Revolutionizing Audio AI - OpenAI's New Evals API

03 September 2025 - less than 1 min read time
Tags: AI Blogs Cookbooks

OpenAI has announced the introduction of the Evals API with enhanced capabilities for evaluating audio-based AI tasks. This update eliminates the need for text transcription when grading audio responses, instead allowing direct comparison of model outputs to reference audio. The new approach streamlines assessment in real-world applications like customer support, offering customizable grading configurations and more accurate performance measurement. The release includes guidance on setup and usage, signaling a significant advancement in the evaluation of AI systems handling audio inputs.

New Cookbook Recipes

EvalsAPI_Audio_Inputs.ipynb

Source: openai/openai-cookbook

The blog post introduces OpenAI’s Evals API with a focus on evaluating audio-based tasks. It demonstrates how to grade model-generated responses to audio messages using sampling and model grading, eliminating the previous requirement for transcription to text. The new approach allows for more accurate evaluations in scenarios such as customer support.

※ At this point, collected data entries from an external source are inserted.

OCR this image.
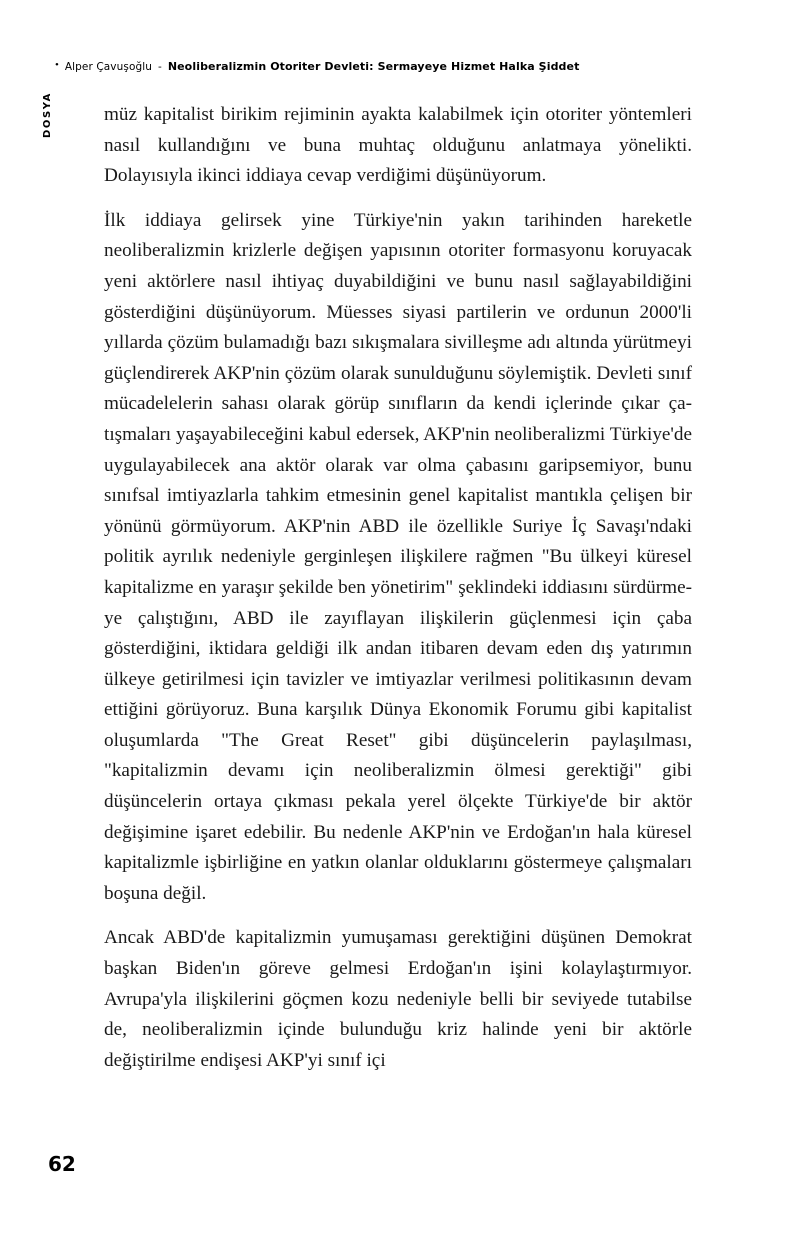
• Alper Çavuşoğlu - Neoliberalizmin Otoriter Devleti: Sermayeye Hizmet Halka Şiddet
DOSYA	müz kapitalist birikim rejiminin ayakta kalabilmek için otoriter yöntemleri nasıl kullandığını ve buna muhtaç olduğunu anlatmaya yönelikti. Dolayısıyla ikinci iddiaya cevap verdiğimi düşünüyorum.

İlk iddiaya gelirsek yine Türkiye'nin yakın tarihinden hareketle neoliberalizmin krizlerle değişen yapısının otoriter formasyonu koruyacak yeni aktörlere nasıl ihtiyaç duyabildiğini ve bunu nasıl sağlayabildiğini gösterdiğini düşünüyorum. Müesses siyasi partilerin ve ordunun 2000'li yıllarda çözüm bulamadığı bazı sıkışmalara sivilleşme adı altında yürütmeyi güçlendirerek AKP'nin çözüm olarak sunulduğunu söylemiştik. Devleti sınıf mücadelelerin sahası olarak görüp sınıfların da kendi içlerinde çıkar çatışmaları yaşayabileceğini kabul edersek, AKP'nin neoliberalizmi Türkiye'de uygulayabilecek ana aktör olarak var olma çabasını garipsemiyor, bunu sınıfsal imtiyazlarla tahkim etmesinin genel kapitalist mantıkla çelişen bir yönünü görmüyorum. AKP'nin ABD ile özellikle Suriye İç Savaşı'ndaki politik ayrılık nedeniyle gerginleşen ilişkilere rağmen "Bu ülkeyi küresel kapitalizme en yaraşır şekilde ben yönetirim" şeklindeki iddiasını sürdürmeye çalıştığını, ABD ile zayıflayan ilişkilerin güçlenmesi için çaba gösterdiğini, iktidara geldiği ilk andan itibaren devam eden dış yatırımın ülkeye getirilmesi için tavizler ve imtiyazlar verilmesi politikasının devam ettiğini görüyoruz. Buna karşılık Dünya Ekonomik Forumu gibi kapitalist oluşumlarda "The Great Reset" gibi düşüncelerin paylaşılması, "kapitalizmin devamı için neoliberalizmin ölmesi gerektiği" gibi düşüncelerin ortaya çıkması pekala yerel ölçekte Türkiye'de bir aktör değişimine işaret edebilir. Bu nedenle AKP'nin ve Erdoğan'ın hala küresel kapitalizmle işbirliğine en yatkın olanlar olduklarını göstermeye çalışmaları boşuna değil.

Ancak ABD'de kapitalizmin yumuşaması gerektiğini düşünen Demokrat başkan Biden'ın göreve gelmesi Erdoğan'ın işini kolaylaştırmıyor. Avrupa'yla ilişkilerini göçmen kozu nedeniyle belli bir seviyede tutabilse de, neoliberalizmin içinde bulunduğu kriz halinde yeni bir aktörle değiştirilme endişesi AKP'yi sınıf içi

62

Key features discussed include the use of an audio dataset for assessment and a custom grading configuration based on the audio response’s alignment with a reference answer. The post also outlines the setup process, including dependency installation, dataset preparation, and grading criteria configuration, culminating in running an evaluation and obtaining results. This advancement facilitates the effective assessment of AI models that handle audio input, enhancing their utility in real-world applications.